Her first novel, ‘Half-Truths and White Lies’, won a national award established with the aim of finding the next Joanne Harris. Further recognition followed in 2016 with ‘An Unknown Woman’ being named Self-Published Book of the Year by Writing Magazine/the David St John Thomas Charitable Trust, as well as being shortlisted in the IAN Awards, and in 2019 with ‘Smash all the Windows’ winning the inaugural Selfies Book Award. Her novel, ‘At the Stroke of Nine O’Clock’ was featured by The Lady Magazine as one of their favourite books set in the 1950s, selected as a Historical Novel Society Editor’s Choice, and shortlisted for the Selfies Book Awards 2021.
Interested in how people behave under pressure, Jane introduces her characters when they are in highly volatile situations and then, in her words, she throws them to the lions. The the mess he explores are diverse, ranging from pioneering female photographers, to relatives seeking justice for the victims of a fictional disaster.

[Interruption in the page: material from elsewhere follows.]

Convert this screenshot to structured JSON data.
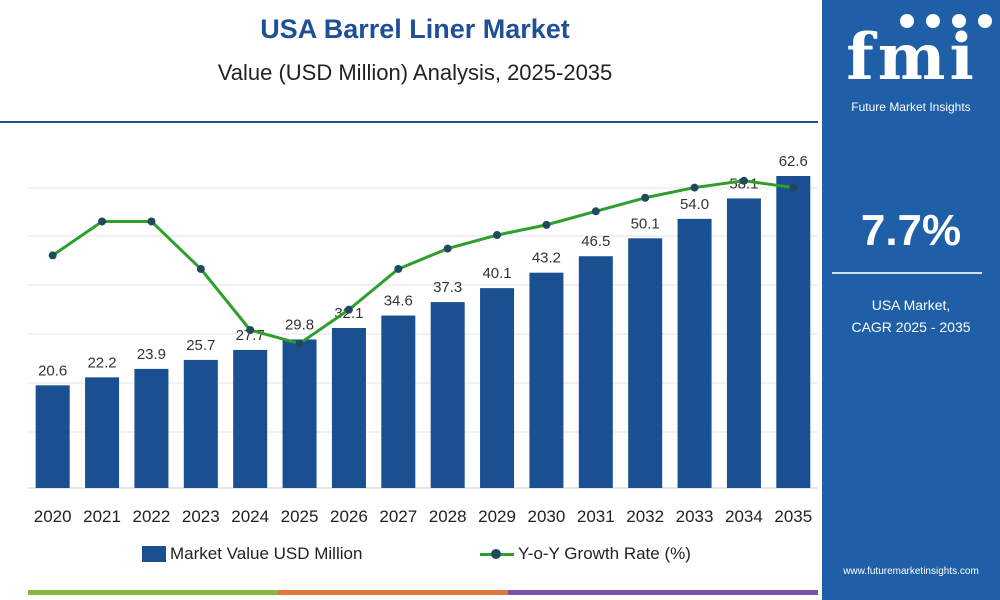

Jane Davis lives in Carshalton, Surrey, in what was originally the ticket office for a Victorian pleasure gardens, known locally as ‘the gingerbread house’. Her house frequently features in her fiction. In fact, she burnt it to the ground in the opening chapter of ‘An Unknown Woman’. In her latest release, Small Eden, she asks the question why one man would choose to open a pleasure gardens at a time when so many others were facing bankruptcy? When she isn’t writing, you may spot Jane disappearing up the side of a mountain with a camera in hand.